What spectral calibration standards are applied during factory calibration?
Each FX10/FX17 unit undergoes wavelength calibration using mercury-argon emission lamps and radiometric calibration against NIST-traceable integrating sphere sources. Calibration coefficients are stored in camera firmware and embedded in every acquired frame header.
Can the FX10 and FX17 be operated simultaneously on the same platform?
Yes—dual-camera synchronization is supported via hardware trigger daisy-chaining and GenICam-compatible timestamp alignment, enabling co-registered VNIR + SWIR spectral fusion for extended chemical characterization.
Is real-time onboard spectral processing available?
No onboard GPU or FPGA-based spectral analysis is implemented; however, real-time streaming to host systems enables low-latency (<50 ms) spectral indexing and threshold-based event triggering via SpecimONE’s API.
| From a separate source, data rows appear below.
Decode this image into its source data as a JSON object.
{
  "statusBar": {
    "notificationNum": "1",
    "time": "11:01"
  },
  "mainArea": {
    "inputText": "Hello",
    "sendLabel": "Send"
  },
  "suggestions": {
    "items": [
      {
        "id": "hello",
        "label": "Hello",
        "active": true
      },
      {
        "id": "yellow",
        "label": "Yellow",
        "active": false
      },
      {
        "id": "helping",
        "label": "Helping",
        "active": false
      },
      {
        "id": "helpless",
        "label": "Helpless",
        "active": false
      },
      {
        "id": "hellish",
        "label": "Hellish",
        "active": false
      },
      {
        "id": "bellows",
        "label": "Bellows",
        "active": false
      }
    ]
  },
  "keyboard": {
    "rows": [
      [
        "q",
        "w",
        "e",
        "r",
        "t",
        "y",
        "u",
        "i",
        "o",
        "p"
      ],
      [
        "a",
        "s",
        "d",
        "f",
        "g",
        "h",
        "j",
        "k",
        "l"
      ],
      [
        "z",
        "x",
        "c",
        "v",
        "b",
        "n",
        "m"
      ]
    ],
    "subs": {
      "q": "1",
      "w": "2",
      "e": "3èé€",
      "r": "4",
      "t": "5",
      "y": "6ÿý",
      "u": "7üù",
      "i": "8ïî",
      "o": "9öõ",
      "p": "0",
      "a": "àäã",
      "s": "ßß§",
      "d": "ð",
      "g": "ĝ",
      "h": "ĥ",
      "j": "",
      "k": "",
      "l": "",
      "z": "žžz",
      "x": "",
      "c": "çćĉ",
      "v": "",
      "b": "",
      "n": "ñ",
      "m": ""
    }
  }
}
What is the typical radiometric accuracy over operating temperature range?
Radiometric uncertainty remains within ±3% (k=2) across 10–40°C ambient conditions when used with recommended stabilization warm-up time (≥15 min) and calibrated illumination.
Are OEM integration kits available for custom mechanical or electrical interfacing?
Specim provides mechanical drawings, electrical pinouts, SDK documentation (C/C++, Python, .NET), and reference designs for embedded integration—including power management, thermal dissipation, and shock/vibration mitigation per MIL-STD-810G.